Setiap orang pasti enggak ingin akhir hidupnya terjadi secara enggak terhormat. Meregang nyawa karena dikeroyok, menghembuskan nafas terakhir karena ditusuk begal, dan sederet penyebab seseorang meninggal secara enggak wajar. Seperti apa meninggal secara wajar? Grow old with someone, menutup usia ditemani orang-orang terdekat, bukan karena mengakhirinya secara tragis.
Hidup ini indah, tapi hidup di alam keabadian yang bermuara di Surga jauh lebih indah, tapi bukan berarti kita mengakhiri hidup dengan cara yang salah. Bilang salah atau benar buat cara seperti ini, serba salah juga. Kalo dipikir secara akal sehat, jelas salah, tapi saat seseorang berada di titik bawah, apalah arti akal sehat. Salah dan benar menjadi kabur. Jangan menyalahkan seseorang yang mengakhiri hidupnya secara salah. Mana empatimu? Doakan saja semoga dia mendapat tempat yang lebih indah di sana, sesuai bekal yang dipersiapkannya selama hidup di dunia.

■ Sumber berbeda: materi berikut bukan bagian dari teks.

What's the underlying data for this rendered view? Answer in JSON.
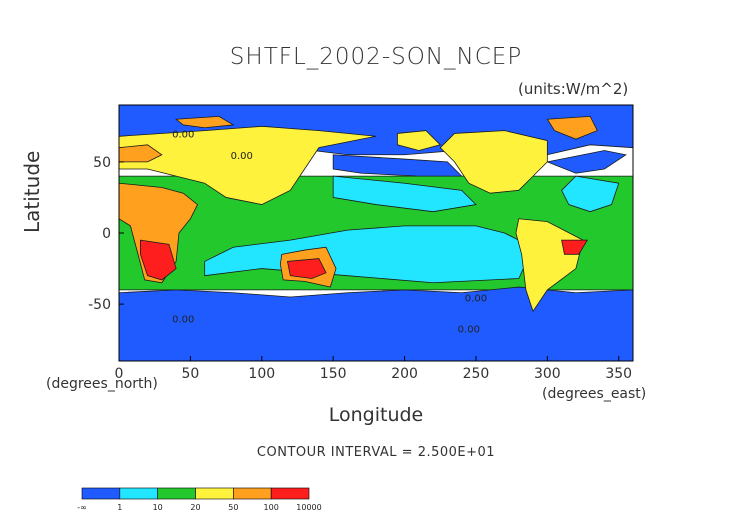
{
  "chart_data": {
    "type": "heatmap",
    "title": "SHTFL_2002-SON_NCEP",
    "units": "(units:W/m^2)",
    "xlabel": "Longitude",
    "ylabel": "Latitude",
    "x_unit": "(degrees_east)",
    "y_unit": "(degrees_north)",
    "xlim": [
      0,
      360
    ],
    "ylim": [
      -90,
      90
    ],
    "x_ticks": [
      0,
      50,
      100,
      150,
      200,
      250,
      300,
      350
    ],
    "y_ticks": [
      -50,
      0,
      50
    ],
    "contour_interval": "CONTOUR INTERVAL = 2.500E+01",
    "contour_labels": [
      "0.00",
      "0.00",
      "0.00",
      "0.00",
      "0.00"
    ],
    "colorbar": {
      "labels": [
        "-∞",
        "1",
        "10",
        "20",
        "50",
        "100",
        "10000"
      ],
      "colors": [
        "#1f5bff",
        "#22e6ff",
        "#22c82c",
        "#fff23c",
        "#ffa01e",
        "#ff1e1e"
      ]
    },
    "regions": [
      {
        "name": "background",
        "value_class": 2,
        "polys": [
          [
            [
              0,
              -40
            ],
            [
              360,
              -40
            ],
            [
              360,
              40
            ],
            [
              0,
              40
            ]
          ]
        ]
      },
      {
        "name": "tropical-ocean",
        "value_class": 1,
        "polys": [
          [
            [
              60,
              -30
            ],
            [
              100,
              -25
            ],
            [
              160,
              -30
            ],
            [
              220,
              -35
            ],
            [
              280,
              -32
            ],
            [
              290,
              -10
            ],
            [
              270,
              0
            ],
            [
              250,
              5
            ],
            [
              200,
              5
            ],
            [
              160,
              2
            ],
            [
              120,
              -5
            ],
            [
              80,
              -10
            ],
            [
              60,
              -20
            ]
          ],
          [
            [
              150,
              40
            ],
            [
              200,
              35
            ],
            [
              240,
              30
            ],
            [
              250,
              20
            ],
            [
              220,
              15
            ],
            [
              180,
              20
            ],
            [
              150,
              25
            ]
          ],
          [
            [
              320,
              40
            ],
            [
              350,
              35
            ],
            [
              345,
              20
            ],
            [
              330,
              15
            ],
            [
              315,
              20
            ],
            [
              310,
              30
            ]
          ]
        ]
      },
      {
        "name": "southern-ocean",
        "value_class": 0,
        "polys": [
          [
            [
              0,
              -90
            ],
            [
              360,
              -90
            ],
            [
              360,
              -40
            ],
            [
              320,
              -42
            ],
            [
              280,
              -38
            ],
            [
              240,
              -42
            ],
            [
              200,
              -40
            ],
            [
              160,
              -42
            ],
            [
              120,
              -45
            ],
            [
              80,
              -42
            ],
            [
              40,
              -40
            ],
            [
              0,
              -42
            ]
          ]
        ]
      },
      {
        "name": "arctic",
        "value_class": 0,
        "polys": [
          [
            [
              0,
              90
            ],
            [
              360,
              90
            ],
            [
              360,
              60
            ],
            [
              330,
              62
            ],
            [
              300,
              55
            ],
            [
              260,
              60
            ],
            [
              200,
              55
            ],
            [
              160,
              55
            ],
            [
              120,
              60
            ],
            [
              60,
              62
            ],
            [
              0,
              60
            ]
          ]
        ]
      },
      {
        "name": "north-pacific",
        "value_class": 0,
        "polys": [
          [
            [
              150,
              55
            ],
            [
              200,
              52
            ],
            [
              230,
              50
            ],
            [
              240,
              40
            ],
            [
              210,
              40
            ],
            [
              170,
              42
            ],
            [
              150,
              45
            ]
          ]
        ]
      },
      {
        "name": "north-atlantic",
        "value_class": 0,
        "polys": [
          [
            [
              300,
              50
            ],
            [
              340,
              58
            ],
            [
              355,
              55
            ],
            [
              340,
              45
            ],
            [
              320,
              42
            ]
          ]
        ]
      },
      {
        "name": "north-america",
        "value_class": 3,
        "polys": [
          [
            [
              235,
              70
            ],
            [
              270,
              72
            ],
            [
              300,
              65
            ],
            [
              300,
              50
            ],
            [
              290,
              40
            ],
            [
              280,
              30
            ],
            [
              260,
              28
            ],
            [
              245,
              35
            ],
            [
              235,
              50
            ],
            [
              225,
              60
            ]
          ]
        ]
      },
      {
        "name": "south-america",
        "value_class": 3,
        "polys": [
          [
            [
              280,
              10
            ],
            [
              300,
              8
            ],
            [
              325,
              -5
            ],
            [
              320,
              -25
            ],
            [
              300,
              -40
            ],
            [
              290,
              -55
            ],
            [
              285,
              -40
            ],
            [
              282,
              -15
            ],
            [
              278,
              0
            ]
          ]
        ]
      },
      {
        "name": "eurasia",
        "value_class": 3,
        "polys": [
          [
            [
              0,
              68
            ],
            [
              60,
              72
            ],
            [
              100,
              75
            ],
            [
              140,
              72
            ],
            [
              180,
              68
            ],
            [
              140,
              60
            ],
            [
              130,
              45
            ],
            [
              120,
              30
            ],
            [
              100,
              20
            ],
            [
              75,
              25
            ],
            [
              60,
              35
            ],
            [
              40,
              40
            ],
            [
              20,
              45
            ],
            [
              0,
              45
            ]
          ]
        ]
      },
      {
        "name": "africa-arabia",
        "value_class": 4,
        "polys": [
          [
            [
              0,
              35
            ],
            [
              30,
              32
            ],
            [
              45,
              28
            ],
            [
              55,
              20
            ],
            [
              50,
              10
            ],
            [
              42,
              0
            ],
            [
              40,
              -20
            ],
            [
              30,
              -35
            ],
            [
              18,
              -33
            ],
            [
              12,
              -10
            ],
            [
              8,
              5
            ],
            [
              0,
              10
            ]
          ]
        ]
      },
      {
        "name": "south-africa",
        "value_class": 5,
        "polys": [
          [
            [
              15,
              -5
            ],
            [
              35,
              -8
            ],
            [
              40,
              -25
            ],
            [
              30,
              -33
            ],
            [
              20,
              -30
            ],
            [
              15,
              -15
            ]
          ]
        ]
      },
      {
        "name": "brazil",
        "value_class": 5,
        "polys": [
          [
            [
              310,
              -5
            ],
            [
              328,
              -5
            ],
            [
              322,
              -15
            ],
            [
              312,
              -15
            ]
          ]
        ]
      },
      {
        "name": "australia",
        "value_class": 4,
        "polys": [
          [
            [
              114,
              -15
            ],
            [
              130,
              -12
            ],
            [
              145,
              -10
            ],
            [
              152,
              -25
            ],
            [
              148,
              -38
            ],
            [
              130,
              -34
            ],
            [
              115,
              -33
            ],
            [
              113,
              -22
            ]
          ]
        ]
      },
      {
        "name": "australia-core",
        "value_class": 5,
        "polys": [
          [
            [
              118,
              -20
            ],
            [
              140,
              -18
            ],
            [
              145,
              -28
            ],
            [
              135,
              -32
            ],
            [
              120,
              -30
            ]
          ]
        ]
      },
      {
        "name": "north-africa-rim",
        "value_class": 4,
        "polys": [
          [
            [
              0,
              60
            ],
            [
              20,
              62
            ],
            [
              30,
              55
            ],
            [
              20,
              50
            ],
            [
              0,
              50
            ]
          ]
        ]
      },
      {
        "name": "alaska-yellow",
        "value_class": 3,
        "polys": [
          [
            [
              195,
              70
            ],
            [
              215,
              72
            ],
            [
              225,
              62
            ],
            [
              210,
              58
            ],
            [
              195,
              62
            ]
          ]
        ]
      },
      {
        "name": "siberia-orange",
        "value_class": 4,
        "polys": [
          [
            [
              40,
              80
            ],
            [
              70,
              82
            ],
            [
              80,
              76
            ],
            [
              60,
              74
            ],
            [
              45,
              76
            ]
          ]
        ]
      },
      {
        "name": "greenland",
        "value_class": 4,
        "polys": [
          [
            [
              300,
              80
            ],
            [
              330,
              82
            ],
            [
              335,
              72
            ],
            [
              320,
              66
            ],
            [
              305,
              72
            ]
          ]
        ]
      }
    ],
    "label_points": [
      [
        45,
        67
      ],
      [
        86,
        52
      ],
      [
        250,
        -48
      ],
      [
        45,
        -63
      ],
      [
        245,
        -70
      ]
    ]
  }
}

Korea Selatan terkenal bukan cuma karena k-pop idol, tapi juga karena, bisa dibilang, banyak yang mengakhiri hidup dengan cara yang salah. Kita bisa bilang salah karena akal sehat masih jalan. Berdasarkan kutipan data dari health.kompas.com, Korea Selatan menempati posisi pertama di antara 10 negara dengan angka bunuh diri tertinggi. Jepang yang juga punya angka bunuh diri tinggi, masuk di posisi 8. Indonesia, untuk kategori angka bunuh diri di Asean, ada di posisi 8 dengan peringkat 114 di dunia. Tenyata, bunuh diri jadi penyebab utama kematian kedua di usia 15-29 tahun, dan enggak menutup kemungkinan buat usia-usia di atas ini. Kenapa seseorang mengakhiri hidupnya seperti ini? Secara sengaja menghilangkan masa hidupnya karena alasan tertentu.

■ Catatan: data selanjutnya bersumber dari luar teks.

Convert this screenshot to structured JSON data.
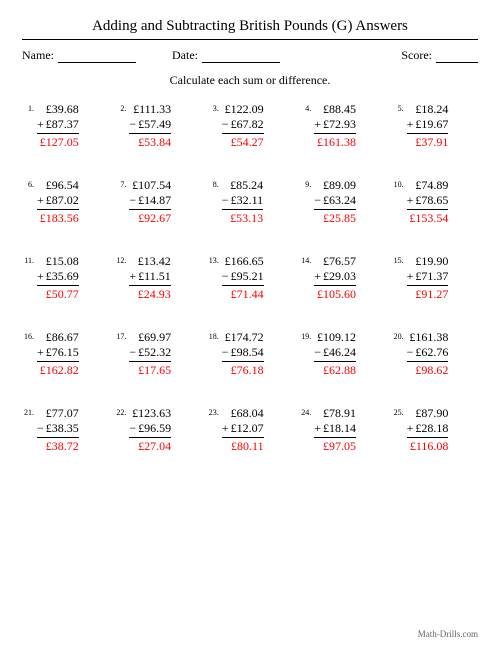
{
  "title": "Adding and Subtracting British Pounds (G) Answers",
  "name_label": "Name:",
  "date_label": "Date:",
  "score_label": "Score:",
  "instruction": "Calculate each sum or difference.",
  "footer": "Math-Drills.com",
  "colors": {
    "answer": "#ff0000",
    "text": "#000000",
    "bg": "#ffffff"
  },
  "currency": "£",
  "problems": [
    {
      "n": "1.",
      "a": "£39.68",
      "op": "+",
      "b": "£87.37",
      "ans": "£127.05"
    },
    {
      "n": "2.",
      "a": "£111.33",
      "op": "−",
      "b": "£57.49",
      "ans": "£53.84"
    },
    {
      "n": "3.",
      "a": "£122.09",
      "op": "−",
      "b": "£67.82",
      "ans": "£54.27"
    },
    {
      "n": "4.",
      "a": "£88.45",
      "op": "+",
      "b": "£72.93",
      "ans": "£161.38"
    },
    {
      "n": "5.",
      "a": "£18.24",
      "op": "+",
      "b": "£19.67",
      "ans": "£37.91"
    },
    {
      "n": "6.",
      "a": "£96.54",
      "op": "+",
      "b": "£87.02",
      "ans": "£183.56"
    },
    {
      "n": "7.",
      "a": "£107.54",
      "op": "−",
      "b": "£14.87",
      "ans": "£92.67"
    },
    {
      "n": "8.",
      "a": "£85.24",
      "op": "−",
      "b": "£32.11",
      "ans": "£53.13"
    },
    {
      "n": "9.",
      "a": "£89.09",
      "op": "−",
      "b": "£63.24",
      "ans": "£25.85"
    },
    {
      "n": "10.",
      "a": "£74.89",
      "op": "+",
      "b": "£78.65",
      "ans": "£153.54"
    },
    {
      "n": "11.",
      "a": "£15.08",
      "op": "+",
      "b": "£35.69",
      "ans": "£50.77"
    },
    {
      "n": "12.",
      "a": "£13.42",
      "op": "+",
      "b": "£11.51",
      "ans": "£24.93"
    },
    {
      "n": "13.",
      "a": "£166.65",
      "op": "−",
      "b": "£95.21",
      "ans": "£71.44"
    },
    {
      "n": "14.",
      "a": "£76.57",
      "op": "+",
      "b": "£29.03",
      "ans": "£105.60"
    },
    {
      "n": "15.",
      "a": "£19.90",
      "op": "+",
      "b": "£71.37",
      "ans": "£91.27"
    },
    {
      "n": "16.",
      "a": "£86.67",
      "op": "+",
      "b": "£76.15",
      "ans": "£162.82"
    },
    {
      "n": "17.",
      "a": "£69.97",
      "op": "−",
      "b": "£52.32",
      "ans": "£17.65"
    },
    {
      "n": "18.",
      "a": "£174.72",
      "op": "−",
      "b": "£98.54",
      "ans": "£76.18"
    },
    {
      "n": "19.",
      "a": "£109.12",
      "op": "−",
      "b": "£46.24",
      "ans": "£62.88"
    },
    {
      "n": "20.",
      "a": "£161.38",
      "op": "−",
      "b": "£62.76",
      "ans": "£98.62"
    },
    {
      "n": "21.",
      "a": "£77.07",
      "op": "−",
      "b": "£38.35",
      "ans": "£38.72"
    },
    {
      "n": "22.",
      "a": "£123.63",
      "op": "−",
      "b": "£96.59",
      "ans": "£27.04"
    },
    {
      "n": "23.",
      "a": "£68.04",
      "op": "+",
      "b": "£12.07",
      "ans": "£80.11"
    },
    {
      "n": "24.",
      "a": "£78.91",
      "op": "+",
      "b": "£18.14",
      "ans": "£97.05"
    },
    {
      "n": "25.",
      "a": "£87.90",
      "op": "+",
      "b": "£28.18",
      "ans": "£116.08"
    }
  ]
}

Petinggi negara di Tiongkok mengakhiri hidupnya karena terjerat kasus, bisa korupsi/ kehilangan nama baik. Jepang punya istilah harakiri, ritual bunuh diri yang dilakukan samurai untuk memulihkan nama baiknya setelah kegagalan melaksanakan tugas. Memilih mati secara terhormat daripada hidup menanggung malu?
Banyak alasan seseorang mengakhiri hidupnya bukan dengan cara yang terhormat. Rasanya pelabelan ini terkesan kasar, terkesan enggak berempati, tapi setiap orang berhak berpendapat 'kan? Bukan karena enggak berempati, tapi hanya berpikir secara sehat, bunuh diri bukanlah cara yang baik untuk meninggalkan kehidupan dunia.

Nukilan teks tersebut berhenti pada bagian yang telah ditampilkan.